Ottily executes a javascript snippet on each line of an input file in parallel.
$ go get github.com/miku/ottily/cmd/ottily
$ ottily -h
Usage of ottily:
-cpuprofile="": write cpu profile to file
-e="": execute argument on each line of input
-p="": include this js file before processing
-s="": script to execute on each line of input
-v=false: prints current program version
-w=4: number of workers
Noop -- is just an expensive cat
.
$ ottily datasets/simple.ldj
{"name": "ottily", "language": "Golang"}
Inline script with -e
:
$ ottily -e 'output=input.length' datasets/simple.ldj
40
$ ottily -e 'o=JSON.parse(input); o["language"] = "Go"; output=JSON.stringify(o);' \
datasets/simple.ldj
{"language":"Go","name":"ottily"}
Pass a script file with -s
:
$ cat scripts/classified.js
output = "CLASSIFIED"
$ ottily -s scripts/classified.js datasets/simple.ldj
CLASSIFIED
A string variable input
is passed into the javascript snippet.
To produce output, set the output
variable to the desired string value.
If output
is set to null or is undefined, nothing is printed. That's it.
By default, ottily
will run as many workers as there are cores.

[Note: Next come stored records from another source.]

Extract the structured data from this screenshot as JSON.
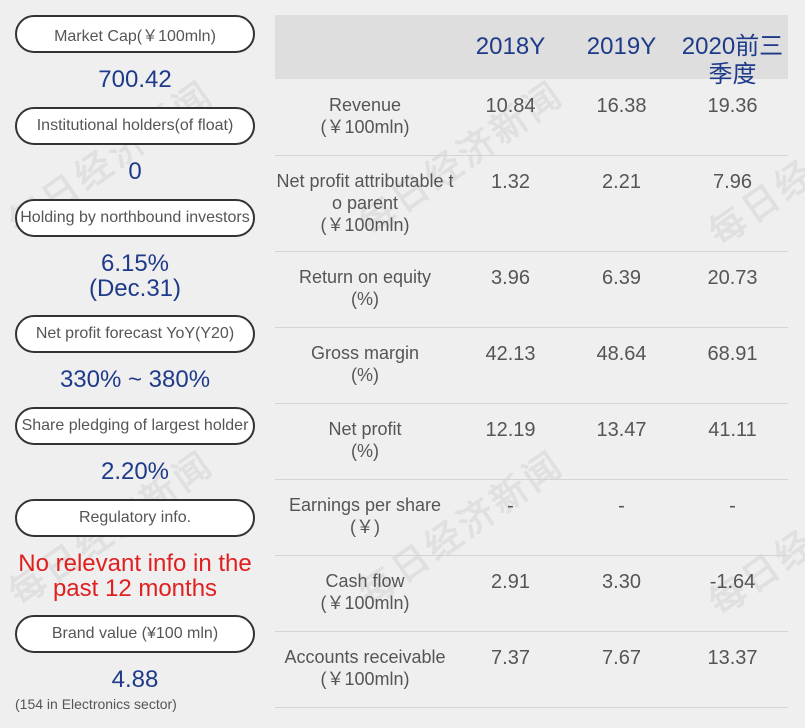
{
  "watermark": "每日经济新闻",
  "left_panel": [
    {
      "label": "Market Cap(￥100mln)",
      "value": "700.42"
    },
    {
      "label": "Institutional holders(of float)",
      "value": "0"
    },
    {
      "label": "Holding by northbound investors",
      "value": "6.15%",
      "value2": "(Dec.31)"
    },
    {
      "label": "Net profit forecast YoY(Y20)",
      "value": "330% ~ 380%"
    },
    {
      "label": "Share pledging of largest holder",
      "value": "2.20%"
    },
    {
      "label": "Regulatory info.",
      "value": "No relevant info in the",
      "value2": "past 12 months"
    },
    {
      "label": "Brand value (¥100 mln)",
      "value": "4.88"
    }
  ],
  "brand_note": "(154 in Electronics sector)",
  "table": {
    "columns": [
      "2018Y",
      "2019Y",
      "2020前三",
      "季度"
    ],
    "rows": [
      {
        "label": [
          "Revenue",
          "(￥100mln)"
        ],
        "values": [
          "10.84",
          "16.38",
          "19.36"
        ]
      },
      {
        "label": [
          "Net profit attributable t",
          "o parent",
          "(￥100mln)"
        ],
        "values": [
          "1.32",
          "2.21",
          "7.96"
        ]
      },
      {
        "label": [
          "Return on equity",
          "(%)"
        ],
        "values": [
          "3.96",
          "6.39",
          "20.73"
        ]
      },
      {
        "label": [
          "Gross margin",
          "(%)"
        ],
        "values": [
          "42.13",
          "48.64",
          "68.91"
        ]
      },
      {
        "label": [
          "Net profit",
          "(%)"
        ],
        "values": [
          "12.19",
          "13.47",
          "41.11"
        ]
      },
      {
        "label": [
          "Earnings per share",
          "(￥)"
        ],
        "values": [
          "-",
          "-",
          "-"
        ]
      },
      {
        "label": [
          "Cash flow",
          "(￥100mln)"
        ],
        "values": [
          "2.91",
          "3.30",
          "-1.64"
        ]
      },
      {
        "label": [
          "Accounts receivable",
          "(￥100mln)"
        ],
        "values": [
          "7.37",
          "7.67",
          "13.37"
        ]
      }
    ]
  }
}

Ottily is just a 140 LOC Go program. In many cases, there will be faster alternatives.
Given a file with 1 million lines, calculate the length of each line.
$ time awk '{ print length }' datasets/1M.ldj > /dev/null
real 0m5.836s
user 0m5.514s
sys 0m0.314s
$ time ottily -e 'output=input.length' datasets/1M.ldj > /dev/null
real 0m11.758s
user 0m38.204s
sys 0m4.713s
Given a file with 1 million lines, one JSON document per line, add a new key to each JSON document.
$ time jq -c '."about" = "jq"' datasets/1M.ldj > /dev/null
real 2m31.063s
user 2m29.517s
sys 0m1.500s
$ time ottily -e 'o=JSON.parse(input); o["about"] = "ot"; output=JSON.stringify(o);' \
datasets/1M.ldj > /dev/null
real 5m55.630s
user 20m25.530s
sys 0m46.750s
Above tests were done on 4 cores.
Ottily uses otto to run js.